While having a conversation about dream jobs, 14-year-old Ayla Larson from Alexandria told her college-aged cousin, Megan Lenz, that one day she wanted to illustrate a book.
That day ended up coming way sooner than the 9th grader could’ve ever imagined.
While online, Lenz had learned about an author – Christy Adams – who was in need of an illustrator. Lenz sent Adams a private message and included some drawings.
“Those sketches were gorgeous and I knew immediately that she was the one I would hire,” said Adams. “Our working together was actually a godsend.”
Lenz then provided the necessary information to Brett Larson, Ayla’s dad. Brett then contacted Adams, who told him she was looking for someone to illustrate her first children’s book, Adventures with Lolly.
Adams, an author from Tennessee, has published at least four other books and has been a ghostwriter on 16 others. Adventures with Lolly is the first children’s book in a series of five.
The main message of the books is acceptance, Adams said.
“Accepting others, no matter what they look like, who they are or how different from us they are, is vital to closing the gap we've seen expand in the past few years,” she said. “I believe that if we start early, even as young as preschool, we can make a difference in how future generations treat each other.”

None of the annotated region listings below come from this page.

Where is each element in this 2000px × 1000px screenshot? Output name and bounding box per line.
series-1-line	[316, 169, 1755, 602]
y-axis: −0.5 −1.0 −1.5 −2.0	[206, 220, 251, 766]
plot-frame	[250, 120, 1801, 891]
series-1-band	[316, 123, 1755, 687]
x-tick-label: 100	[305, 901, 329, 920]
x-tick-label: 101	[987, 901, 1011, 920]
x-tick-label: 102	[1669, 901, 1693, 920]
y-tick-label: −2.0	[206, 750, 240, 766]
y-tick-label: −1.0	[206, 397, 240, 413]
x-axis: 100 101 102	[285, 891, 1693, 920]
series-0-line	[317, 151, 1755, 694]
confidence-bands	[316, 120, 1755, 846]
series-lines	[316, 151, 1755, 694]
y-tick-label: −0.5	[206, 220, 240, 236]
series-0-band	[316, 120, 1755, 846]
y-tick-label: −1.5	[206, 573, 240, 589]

Ayla’s dad sent Adams some more sample drawings and then she asked for Ayla’s pricing sheet.
Brett said they had to explain to Adams that Ayla was only 14-years-old, that she had never actually worked as an illustrator before. She’s just an average teenage girl who attends New Testament School and loves to draw. She definitely did not have a pricing sheet.

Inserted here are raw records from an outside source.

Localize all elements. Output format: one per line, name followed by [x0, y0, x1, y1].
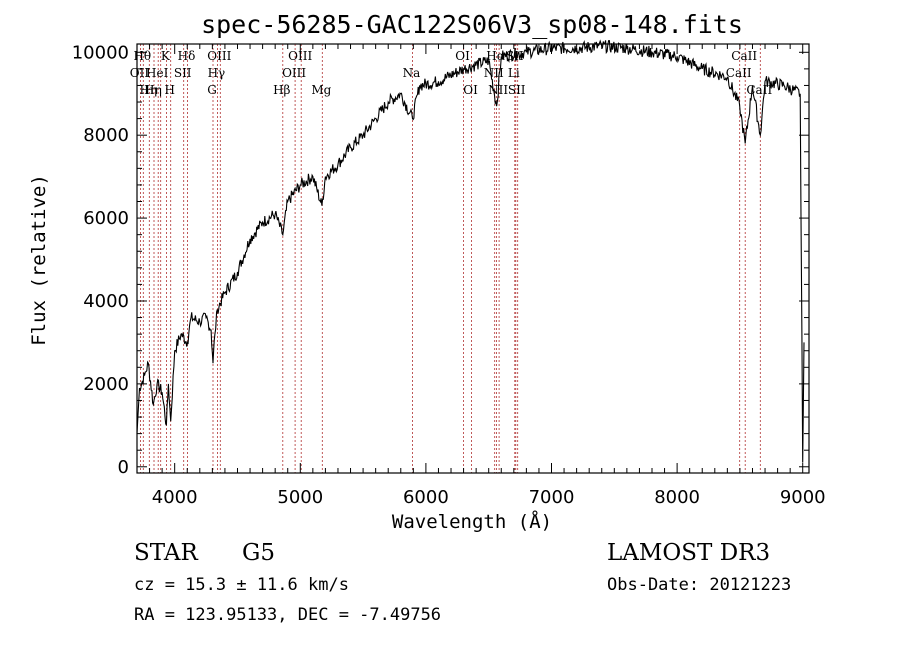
x-axis-ticks: 4000 5000 6000 7000 8000 9000 [149, 44, 826, 508]
line-marker-label-3: Hη [144, 83, 162, 97]
y-tick-label: 8000 [83, 125, 129, 146]
y-axis-ticks: 0 2000 4000 6000 8000 10000 [72, 42, 809, 478]
line-marker-label-9: Hδ [178, 49, 196, 63]
line-marker-label-15: OIII [288, 49, 312, 63]
plot-frame [136, 43, 810, 474]
line-marker-label-11: Hγ [208, 66, 226, 80]
line-marker-label-21: Hα [486, 49, 505, 63]
y-tick-label: 2000 [83, 374, 129, 395]
x-tick-label: 9000 [780, 487, 826, 508]
y-tick-label: 10000 [72, 42, 129, 63]
line-marker-label-18: OI [455, 49, 470, 63]
redshift-text: cz = 15.3 ± 11.6 km/s [134, 575, 349, 595]
line-marker-label-19: OI [463, 83, 478, 97]
y-tick-label: 0 [118, 457, 129, 478]
line-marker-label-0: OII [130, 66, 150, 80]
line-marker-label-13: Hβ [273, 83, 290, 97]
object-class: STAR [134, 540, 198, 566]
x-tick-label: 8000 [654, 487, 700, 508]
line-marker-group [139, 44, 761, 473]
line-marker-label-2: Hη [139, 83, 157, 97]
x-tick-label: 5000 [277, 487, 323, 508]
line-marker-label-27: CaII [731, 49, 757, 63]
line-marker-label-group: OIIHθHηHηHeIKHSIIHδGHγOIIIHβOIIIOIIIMgNa… [130, 49, 773, 97]
line-marker-label-6: K [161, 49, 171, 63]
line-marker-label-14: OIII [282, 66, 306, 80]
line-marker-label-23: Li [508, 66, 520, 80]
line-marker-label-1: Hθ [133, 49, 151, 63]
line-marker-label-12: OIII [207, 49, 231, 63]
x-tick-label: 6000 [403, 487, 449, 508]
line-marker-label-4: HeI [146, 66, 169, 80]
x-axis-label: Wavelength (Å) [392, 510, 552, 533]
coords-text: RA = 123.95133, DEC = -7.49756 [134, 605, 441, 625]
spectrum-line [136, 39, 805, 463]
obs-date-text: Obs-Date: 20121223 [607, 575, 791, 595]
y-axis-label: Flux (relative) [28, 174, 50, 346]
x-tick-label: 7000 [529, 487, 575, 508]
line-marker-label-7: H [164, 83, 174, 97]
line-marker-label-25: SII [508, 83, 526, 97]
y-tick-label: 4000 [83, 291, 129, 312]
x-tick-label: 4000 [152, 487, 198, 508]
line-marker-label-26: CaII [726, 66, 752, 80]
line-marker-label-28: CaII [746, 83, 772, 97]
chart-title: spec-56285-GAC122S06V3_sp08-148.fits [201, 10, 743, 39]
line-marker-label-8: SII [174, 66, 192, 80]
line-marker-label-17: Na [403, 66, 421, 80]
line-marker-label-16: Mg [311, 83, 331, 97]
y-tick-label: 6000 [83, 208, 129, 229]
object-subclass: G5 [242, 540, 275, 566]
survey-name: LAMOST DR3 [607, 540, 770, 566]
line-marker-label-10: G [207, 83, 217, 97]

He said that he told Adams she could make them an offer and that this was truly, just a great opportunity for his daughter.

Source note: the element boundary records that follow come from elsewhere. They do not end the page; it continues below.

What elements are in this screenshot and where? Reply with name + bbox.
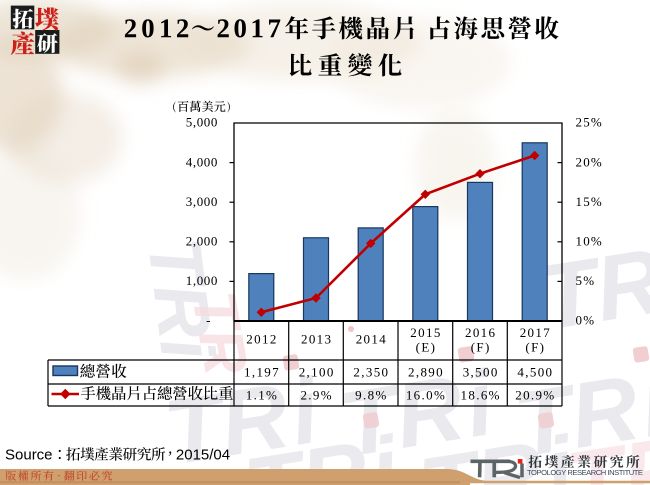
svg-text:TRi: TRi <box>132 234 230 366</box>
svg-text:3,500: 3,500 <box>463 365 499 380</box>
svg-text:9.8%: 9.8% <box>355 388 387 403</box>
svg-text:20.9%: 20.9% <box>515 388 555 403</box>
svg-text:15%: 15% <box>576 194 603 209</box>
svg-text:TOPOLOGY RESEARCH INSTITUTE: TOPOLOGY RESEARCH INSTITUTE <box>527 468 643 477</box>
svg-text:5%: 5% <box>576 273 596 288</box>
svg-text:1.1%: 1.1% <box>246 388 278 403</box>
svg-text:1,197: 1,197 <box>244 365 280 380</box>
svg-text:2,890: 2,890 <box>408 365 444 380</box>
svg-text:TR: TR <box>178 286 260 380</box>
svg-text:4,000: 4,000 <box>186 154 218 169</box>
svg-text:25%: 25% <box>576 115 603 130</box>
svg-text:1,000: 1,000 <box>186 273 218 288</box>
svg-text:20%: 20% <box>576 154 603 169</box>
svg-text:2015/04: 2015/04 <box>176 447 230 464</box>
svg-text:5,000: 5,000 <box>186 115 218 130</box>
svg-text:18.6%: 18.6% <box>461 388 501 403</box>
svg-text:0%: 0% <box>576 313 596 328</box>
svg-text:Source: Source <box>5 447 53 464</box>
svg-text:4,500: 4,500 <box>517 365 553 380</box>
svg-text:2014: 2014 <box>356 332 387 347</box>
svg-text:2013: 2013 <box>301 332 332 347</box>
svg-text:3,000: 3,000 <box>186 194 218 209</box>
svg-text:2,350: 2,350 <box>353 365 389 380</box>
svg-text:(F): (F) <box>525 340 545 355</box>
svg-text:2.9%: 2.9% <box>300 388 332 403</box>
svg-text:2017: 2017 <box>520 325 551 340</box>
svg-text:16.0%: 16.0% <box>406 388 446 403</box>
svg-text:TR: TR <box>333 357 470 477</box>
svg-text:TR: TR <box>533 230 650 350</box>
svg-text:2016: 2016 <box>465 325 496 340</box>
svg-text:-: - <box>206 313 211 328</box>
svg-text:(E): (E) <box>416 340 437 355</box>
svg-text:2,000: 2,000 <box>186 234 218 249</box>
svg-text:2012: 2012 <box>246 332 277 347</box>
svg-text:(F): (F) <box>471 340 491 355</box>
svg-text:2,100: 2,100 <box>299 365 335 380</box>
svg-text:TR: TR <box>158 365 295 485</box>
svg-text:10%: 10% <box>576 234 603 249</box>
svg-text:2015: 2015 <box>410 325 441 340</box>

“I knew she was young, but I had no idea that she was only 14,” said Adams. “I honestly thought she was 16 or 17 years old. Her illustrations have so much detail that I just assumed she'd been drawing for many years. Everyone I've told can't believe she's so young either.”
Ayla was hired.
Brett said Adams told them she was “blown away” by the drawings.
“I was excited,” said Ayla. “I told my friends and they all ordered the book.”
With her colored pencils – Crayola and some other brands – Ayla got to work. She said Adams sent her the script for the book and that she would provide her with notes about each page and what the expectations were.
Depending on how elaborate the drawings were, Ayla would take anywhere from a couple of hours to two days to draw the characters and scenes from the book. Once she was happy with the drawing, they would take a picture of it and send it to Adams. Once she approved it, the drawing was then scanned and uploaded to Adams to use for the book.
The original plan was to illustrate all five books before they were published, but the drawings took a little more time, so Ayla said Adams decided to release the books one at a time.
For most of the summer, Ayla worked on her illustrations for Adventures with Lolly. And on Sept. 22, the book was released on Amazon.
And Ayla’s dream of illustrating a book came to fruition.
“She did everything I asked for and then some,” said Adams. “I feel that her gift will definitely take her places in her life that she can't even imagine right now. She has an enormously huge future ahead of her.”
Always an artist
Brett said his daughter has always loved to draw. She has been known to make flip books using sticky notes. And many of her classmates have found sticky notes in their lockers with drawings from Ayla.
But using her creative talents isn’t only about drawing. She loves to cook and apparently is the resident chef of the Larson household.
“It’s 'food art' to her,” he said.
Ayla said she loves to make quesadillas because her sisters – Ashley, 16; Aubrey, 11; and Alaina, 10 – like them. She also likes making homemade peanut butter ice cream and loves to make sandwiches or other items with whatever food is in the house.
Brett said over the summer, she designed a whole menu that looked professional.
“She made it just to offer her sisters’ lunch,” he said.
As for her future plans, Ayla said she wants to just keep drawing and has plans to go into something art related. For now though, she’s working on illustrating her second book. This one revolves around Tucker Turtle, who is an overweight, extra large turtle who is clearly different from all the other turtles.